Une seule solution pour limiter, selon lui, la prolifération : la vidange de l’étang, chaque année. « Ainsi, le phosphore, lorsqu’il y a de nouveau de l’eau, se concentre sur l’alimentation des plantes et de la matière organique. C’est la clef. » Mais la solution se heurte aux conditions climatiques. Les arrêtés sécheresse pris par la préfecture encadrent les vidanges des plans d’eau, rapporte Stéphanie Vernier, directrice patrimoine naturel et développement durable au conseil départemental du Territoire de Belfort. Face à cette contrainte, il a été décidé de vidanger seulement tous les trois ans.
« De toute manière, ce n’est pas la solution miracle », tempère-t-elle. L’étang a été vidangé à l’automne 2022 et cela n’a pas empêché la prolifération des bactéries cet été. Et d’autres problèmes se heurtent à la vidange : le manque de précipitations cet hiver et l’absence complète de pluie au mois de février a empêché la reconstitution de la ressource en eau. « L’étang a eu beaucoup de mal à remonter. Au Malsaucy, le réchauffement climatique pose de vrais problèmes pour l’avenir. C’est un sujet qu’on a en tête. »

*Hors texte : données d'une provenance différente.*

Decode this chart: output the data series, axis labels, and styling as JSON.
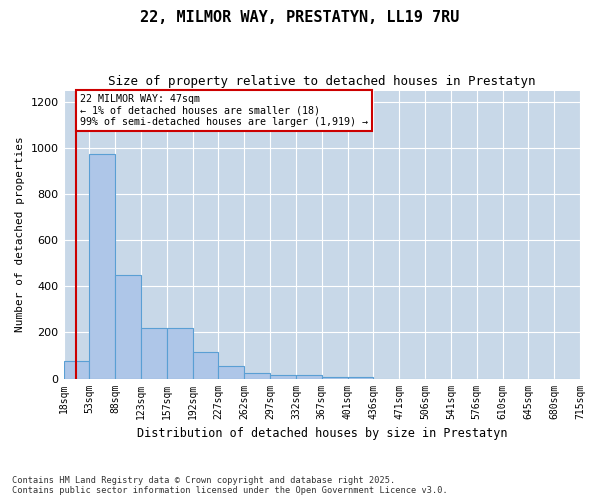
{
  "title": "22, MILMOR WAY, PRESTATYN, LL19 7RU",
  "subtitle": "Size of property relative to detached houses in Prestatyn",
  "xlabel": "Distribution of detached houses by size in Prestatyn",
  "ylabel": "Number of detached properties",
  "footer_line1": "Contains HM Land Registry data © Crown copyright and database right 2025.",
  "footer_line2": "Contains public sector information licensed under the Open Government Licence v3.0.",
  "annotation_title": "22 MILMOR WAY: 47sqm",
  "annotation_line2": "← 1% of detached houses are smaller (18)",
  "annotation_line3": "99% of semi-detached houses are larger (1,919) →",
  "bar_color": "#aec6e8",
  "bar_edge_color": "#5a9fd4",
  "vline_color": "#cc0000",
  "annotation_box_color": "#cc0000",
  "background_color": "#ffffff",
  "grid_color": "#c8d8e8",
  "bin_labels": [
    "18sqm",
    "53sqm",
    "88sqm",
    "123sqm",
    "157sqm",
    "192sqm",
    "227sqm",
    "262sqm",
    "297sqm",
    "332sqm",
    "367sqm",
    "401sqm",
    "436sqm",
    "471sqm",
    "506sqm",
    "541sqm",
    "576sqm",
    "610sqm",
    "645sqm",
    "680sqm",
    "715sqm"
  ],
  "bar_values": [
    75,
    975,
    450,
    220,
    220,
    115,
    55,
    25,
    15,
    15,
    5,
    5,
    0,
    0,
    0,
    0,
    0,
    0,
    0,
    0
  ],
  "ylim": [
    0,
    1250
  ],
  "yticks": [
    0,
    200,
    400,
    600,
    800,
    1000,
    1200
  ],
  "figsize": [
    6.0,
    5.0
  ],
  "dpi": 100,
  "vline_position": 0.5
}
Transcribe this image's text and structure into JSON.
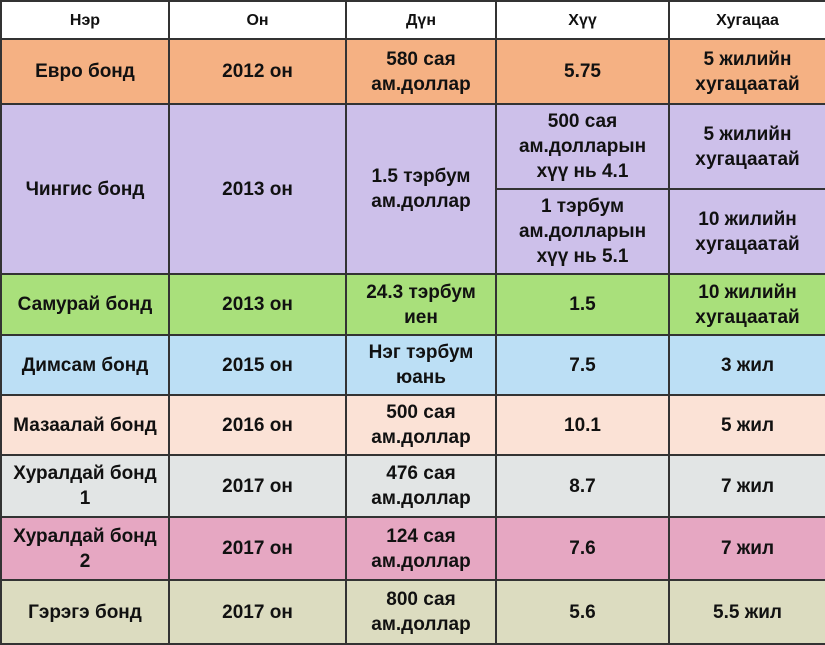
{
  "table": {
    "header": [
      "Нэр",
      "Он",
      "Дүн",
      "Хүү",
      "Хугацаа"
    ],
    "rows": [
      [
        "Евро бонд",
        "2012 он",
        "580 сая ам.доллар",
        "5.75",
        "5 жилийн хугацаатай"
      ],
      [
        "Чингис бонд",
        "2013 он",
        "1.5 тэрбум ам.доллар",
        [
          "500 сая ам.долларын хүү нь 4.1",
          "1 тэрбум ам.долларын хүү нь 5.1"
        ],
        [
          "5 жилийн хугацаатай",
          "10 жилийн хугацаатай"
        ]
      ],
      [
        "Самурай бонд",
        "2013 он",
        "24.3 тэрбум иен",
        "1.5",
        "10 жилийн хугацаатай"
      ],
      [
        "Димсам бонд",
        "2015 он",
        "Нэг тэрбум юань",
        "7.5",
        "3 жил"
      ],
      [
        "Мазаалай бонд",
        "2016 он",
        "500 сая ам.доллар",
        "10.1",
        "5 жил"
      ],
      [
        "Хуралдай бонд 1",
        "2017 он",
        "476 сая ам.доллар",
        "8.7",
        "7 жил"
      ],
      [
        "Хуралдай бонд 2",
        "2017 он",
        "124 сая ам.доллар",
        "7.6",
        "7 жил"
      ],
      [
        "Гэрэгэ бонд",
        "2017 он",
        "800 сая ам.доллар",
        "5.6",
        "5.5 жил"
      ]
    ]
  }
}
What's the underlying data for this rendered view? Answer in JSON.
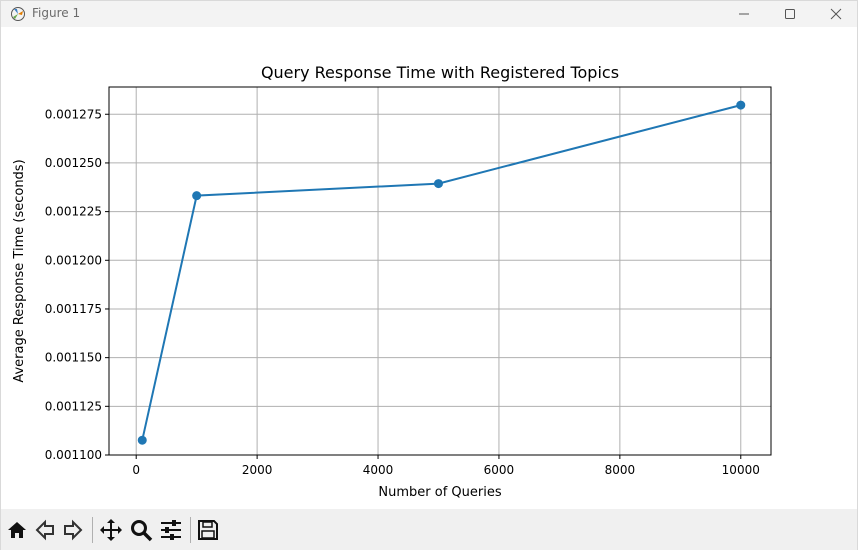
{
  "window": {
    "title": "Figure 1",
    "app_icon": "matplotlib-icon",
    "controls": [
      "minimize-icon",
      "maximize-icon",
      "close-icon"
    ]
  },
  "toolbar": {
    "icons": [
      "home-icon",
      "back-arrow-icon",
      "forward-arrow-icon",
      "pan-move-icon",
      "zoom-magnifier-icon",
      "configure-subplots-icon",
      "save-disk-icon"
    ]
  },
  "chart_data": {
    "type": "line",
    "title": "Query Response Time with Registered Topics",
    "xlabel": "Number of Queries",
    "ylabel": "Average Response Time (seconds)",
    "x": [
      100,
      1000,
      5000,
      10000
    ],
    "series": [
      {
        "values": [
          0.0011076,
          0.0012332,
          0.0012394,
          0.0012797
        ],
        "color": "#1f77b4"
      }
    ],
    "xlim": [
      -450,
      10500
    ],
    "ylim": [
      0.0011,
      0.001289
    ],
    "xticks": [
      0,
      2000,
      4000,
      6000,
      8000,
      10000
    ],
    "xtick_labels": [
      "0",
      "2000",
      "4000",
      "6000",
      "8000",
      "10000"
    ],
    "yticks": [
      0.0011,
      0.001125,
      0.00115,
      0.001175,
      0.0012,
      0.001225,
      0.00125,
      0.001275
    ],
    "ytick_labels": [
      "0.001100",
      "0.001125",
      "0.001150",
      "0.001175",
      "0.001200",
      "0.001225",
      "0.001250",
      "0.001275"
    ],
    "grid": true,
    "marker": "circle"
  }
}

Réfléxion sur la création d'un bassin traité
Les cyanobactéries sont prises au sérieux depuis cinq, six années seulement, note Stéphanie Vernier. C’est pour cela que la base est plus souvent fermée depuis. Elle évoque notamment les deux dernières années. L’an dernier, la base a dû fermer une dizaine de jours. Cela a aussi été le cas à d’autres points d’eau comme aux Ballastières, à Champagney en Haute-Saône, note l’ARS. Cette année, le problème se répète à l’étang des Forges, ce qui a contraint aussi à l’arrêt des activités nautiques. « Il ne faut pas prendre cela à la légère. On relève un taux de mortalité important en France, notamment chez les chiens, qui meurent à cause des neurotoxines contenues dans les cyanobactéries », interpelle Simon Bellec. Chez les humains, ces bactéries peuvent causer des problèmes digestifs loin d’être anodins.
Le responsable de l’unité santé environnement de l’ARS s’inquiète pour la suite. « Il s’agit de l’une des plus grosses zones de baignade du nord Franche-Comté. Avec les canicules qui se succèdent, les gens ont besoin de se rafraîchir. C’est un lieu social. » Le Département réfléchit à comment gérer le problème. Si la solution n’est pas la vidange, elle n’est pas non plus dans les nouvelles technologiques, comme cette solution à base d’ultra-sons, « qui nous laissent circonspects pour le moment », explique Stéphanie Vernier.
Le Département réfléchit à l’implantation d’une « sorte de piscine naturelle » au Malsaucy qui pourrait être traitée et qui permettrait de conserver un lieu de baignade. Mais Stéphanie Vernier se montre très prudente. « Il y a énormément de normes environnementales à respecter pour cela. On ne peut pas faire ce qu’on veut. » Selon elle, si le phénomène se reproduit les prochaines années, la seule solution sera l’interdiction de baignade au Malsaucy, comme cela s’est fait la moitié de l’été et près de dix jours l’année passée. Le nord Franche-Comté référence trois sites naturels de baignade, suivis par les autorités : l’étang du Malsaucy, dans le Territoire de Belfort, la base de loisirs de Brognard dans le pays de Montbéliard et le site des Ballastières à Champagney.
Pas de conséquences sur l’emploi à la base nautique
Les saisonniers ont pu continuer à travailler sur site, assure le Département. « L’accueil collectif de mineurs qui emploie les saisonniers a modifié ses activités et les a orientées vers des domaines terrestres plutôt que nautiques. » Les agents, eux, ont été libérés le week-end et ont procédé à des opérations de maintenance sur le matériel, mais aussi des tâches administratives.